Low weight is the golden goose of automotive technology. Everyone wants it because it brings about improvements in virtually all areas - performance, economy, handling - but engineering a car with lower weight than the one that preceeded it is difficult to do.
Customers want safer, quieter and better equipped cars. This all adds weight, so carmakers searching reductions in weight often have to turn to lighter - and more expensive - materials such as aluminum, carbon fiber, titanium, magnesium and more.
The aviation industry has the same goals and many weight saving technologies originally stem from research into aircraft design. The latest material, developed by aluminum producer Alcoa, is aluminum lithium alloy.
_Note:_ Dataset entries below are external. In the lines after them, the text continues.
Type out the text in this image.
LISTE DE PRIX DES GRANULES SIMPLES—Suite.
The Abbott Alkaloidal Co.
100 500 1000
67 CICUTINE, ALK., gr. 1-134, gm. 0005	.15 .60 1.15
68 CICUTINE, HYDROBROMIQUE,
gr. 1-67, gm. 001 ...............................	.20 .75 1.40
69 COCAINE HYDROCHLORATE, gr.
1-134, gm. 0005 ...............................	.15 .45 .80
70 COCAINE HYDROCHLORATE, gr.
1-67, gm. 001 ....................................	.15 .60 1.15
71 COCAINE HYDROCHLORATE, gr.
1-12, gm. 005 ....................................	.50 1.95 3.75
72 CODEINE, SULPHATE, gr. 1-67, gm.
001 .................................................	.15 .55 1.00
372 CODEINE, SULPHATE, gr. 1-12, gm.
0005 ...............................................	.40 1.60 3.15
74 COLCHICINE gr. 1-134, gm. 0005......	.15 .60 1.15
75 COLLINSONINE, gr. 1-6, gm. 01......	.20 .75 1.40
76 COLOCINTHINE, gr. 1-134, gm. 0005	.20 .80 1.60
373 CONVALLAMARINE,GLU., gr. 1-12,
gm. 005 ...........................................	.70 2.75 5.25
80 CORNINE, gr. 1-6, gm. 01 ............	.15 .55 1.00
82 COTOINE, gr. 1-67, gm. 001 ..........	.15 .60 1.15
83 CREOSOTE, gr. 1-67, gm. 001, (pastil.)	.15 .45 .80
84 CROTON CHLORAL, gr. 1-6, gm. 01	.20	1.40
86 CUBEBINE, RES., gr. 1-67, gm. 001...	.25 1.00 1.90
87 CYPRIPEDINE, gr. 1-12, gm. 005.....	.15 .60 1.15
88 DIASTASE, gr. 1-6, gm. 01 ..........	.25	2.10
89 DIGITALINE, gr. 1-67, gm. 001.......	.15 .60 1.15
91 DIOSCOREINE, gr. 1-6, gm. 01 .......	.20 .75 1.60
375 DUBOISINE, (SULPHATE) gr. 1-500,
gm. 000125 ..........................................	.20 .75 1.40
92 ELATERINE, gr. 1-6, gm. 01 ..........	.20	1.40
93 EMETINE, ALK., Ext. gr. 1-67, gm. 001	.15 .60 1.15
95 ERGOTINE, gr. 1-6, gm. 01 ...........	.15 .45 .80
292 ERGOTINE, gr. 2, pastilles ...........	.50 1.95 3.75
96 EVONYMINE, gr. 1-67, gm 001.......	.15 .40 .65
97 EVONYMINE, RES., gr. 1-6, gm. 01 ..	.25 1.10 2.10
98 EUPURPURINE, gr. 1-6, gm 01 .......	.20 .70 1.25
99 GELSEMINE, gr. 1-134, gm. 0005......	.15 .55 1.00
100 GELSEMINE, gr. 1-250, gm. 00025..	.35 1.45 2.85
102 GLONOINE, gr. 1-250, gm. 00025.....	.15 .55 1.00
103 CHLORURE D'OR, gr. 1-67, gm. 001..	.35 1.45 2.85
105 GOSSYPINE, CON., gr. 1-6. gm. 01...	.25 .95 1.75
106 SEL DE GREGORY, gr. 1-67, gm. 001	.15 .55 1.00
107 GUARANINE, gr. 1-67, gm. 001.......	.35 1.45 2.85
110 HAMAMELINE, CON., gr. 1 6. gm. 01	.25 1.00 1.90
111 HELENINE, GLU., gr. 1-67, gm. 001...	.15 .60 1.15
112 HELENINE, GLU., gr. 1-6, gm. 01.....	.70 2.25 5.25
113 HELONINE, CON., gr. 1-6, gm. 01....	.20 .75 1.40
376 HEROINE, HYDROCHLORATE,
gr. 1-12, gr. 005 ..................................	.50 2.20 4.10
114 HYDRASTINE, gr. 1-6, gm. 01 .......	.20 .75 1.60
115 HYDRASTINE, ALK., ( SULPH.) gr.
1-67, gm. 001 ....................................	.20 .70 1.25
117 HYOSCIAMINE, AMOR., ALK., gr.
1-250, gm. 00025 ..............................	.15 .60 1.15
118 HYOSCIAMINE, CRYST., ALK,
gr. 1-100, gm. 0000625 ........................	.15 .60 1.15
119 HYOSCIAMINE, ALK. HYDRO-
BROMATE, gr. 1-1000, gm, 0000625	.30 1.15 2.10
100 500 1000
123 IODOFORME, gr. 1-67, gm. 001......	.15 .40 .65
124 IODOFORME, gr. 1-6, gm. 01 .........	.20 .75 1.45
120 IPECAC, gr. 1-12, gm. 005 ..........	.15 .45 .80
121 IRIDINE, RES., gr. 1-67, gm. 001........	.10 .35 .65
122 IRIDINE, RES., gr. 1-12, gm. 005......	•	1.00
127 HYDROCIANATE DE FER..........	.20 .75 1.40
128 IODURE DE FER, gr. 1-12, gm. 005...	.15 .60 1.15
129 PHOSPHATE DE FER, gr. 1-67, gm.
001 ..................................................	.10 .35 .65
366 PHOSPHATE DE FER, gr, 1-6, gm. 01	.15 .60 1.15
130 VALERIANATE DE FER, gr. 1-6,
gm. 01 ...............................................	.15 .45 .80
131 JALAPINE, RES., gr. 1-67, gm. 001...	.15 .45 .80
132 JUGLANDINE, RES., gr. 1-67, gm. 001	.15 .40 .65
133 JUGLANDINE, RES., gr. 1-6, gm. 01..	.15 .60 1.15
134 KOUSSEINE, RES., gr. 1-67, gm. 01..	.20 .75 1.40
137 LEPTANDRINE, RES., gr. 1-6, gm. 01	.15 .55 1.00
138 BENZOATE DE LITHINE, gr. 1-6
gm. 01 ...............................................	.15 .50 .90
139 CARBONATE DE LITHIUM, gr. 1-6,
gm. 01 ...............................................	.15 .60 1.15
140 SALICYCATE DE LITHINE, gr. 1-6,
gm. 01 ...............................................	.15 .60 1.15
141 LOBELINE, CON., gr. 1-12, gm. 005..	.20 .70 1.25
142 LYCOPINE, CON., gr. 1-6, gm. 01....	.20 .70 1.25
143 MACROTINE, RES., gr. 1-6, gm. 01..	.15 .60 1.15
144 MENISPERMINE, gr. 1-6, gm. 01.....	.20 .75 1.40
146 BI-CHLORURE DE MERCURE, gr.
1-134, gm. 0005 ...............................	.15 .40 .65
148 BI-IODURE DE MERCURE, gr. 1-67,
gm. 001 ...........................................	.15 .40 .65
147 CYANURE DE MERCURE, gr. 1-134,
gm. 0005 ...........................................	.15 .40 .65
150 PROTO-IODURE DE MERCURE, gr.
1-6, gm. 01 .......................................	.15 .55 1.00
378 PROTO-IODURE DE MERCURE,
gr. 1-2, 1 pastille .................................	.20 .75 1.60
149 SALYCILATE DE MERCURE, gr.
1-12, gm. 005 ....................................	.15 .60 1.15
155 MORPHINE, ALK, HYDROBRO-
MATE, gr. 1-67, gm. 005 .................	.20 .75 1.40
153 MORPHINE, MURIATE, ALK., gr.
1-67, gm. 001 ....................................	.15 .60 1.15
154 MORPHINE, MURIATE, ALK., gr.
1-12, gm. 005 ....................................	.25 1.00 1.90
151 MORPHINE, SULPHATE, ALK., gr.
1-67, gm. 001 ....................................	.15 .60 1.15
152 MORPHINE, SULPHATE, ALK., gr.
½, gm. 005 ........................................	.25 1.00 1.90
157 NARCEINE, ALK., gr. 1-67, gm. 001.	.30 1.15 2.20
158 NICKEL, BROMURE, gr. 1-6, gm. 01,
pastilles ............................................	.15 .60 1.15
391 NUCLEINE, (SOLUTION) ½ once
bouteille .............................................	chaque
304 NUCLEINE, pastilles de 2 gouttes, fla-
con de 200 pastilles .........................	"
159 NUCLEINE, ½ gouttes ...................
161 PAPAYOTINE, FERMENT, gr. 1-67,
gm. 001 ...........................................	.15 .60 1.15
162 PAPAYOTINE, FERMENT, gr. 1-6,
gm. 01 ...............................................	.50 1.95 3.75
Alcoa claims the new alloy could save up to 10 percent on the weight of a passenger airplane over regular "composite-intensive planes". Lower weight means less energy is needed to takeoff and cruise leading to lower costs, and passenger comfort is higher too with the alloy allowing higher cabin humidity, larger windows and lower cabin altitude during the flight.
The alloy is also more recyclable than composites, reducing environmental impact.
Will we see aluminum lithium alloy appearing in road cars? There's no real reason why not, though we expect it'll need thorough testing in aircraft first to determine whether its worth the extra development and cost.
Regular aluminum is attractive in road cars thanks to low weight and corrosion resistance, but less easy to manufacture from than steel and as a result, more expensive. Only a handful of production road cars have used the material in any large quantity.
The current Audi R8 and TT are largely constructed from aluminum and the A8 and old European-market A2 subcompact both use the substance. The Jaguar XJ is also aluminum-bodied and the old Honda and Acura NSX and Honda Insight Mk1 were also constructed from aluminum. Several other cars use aluminum chassis, the Chevrolet Corvette and several Ferraris being prime examples.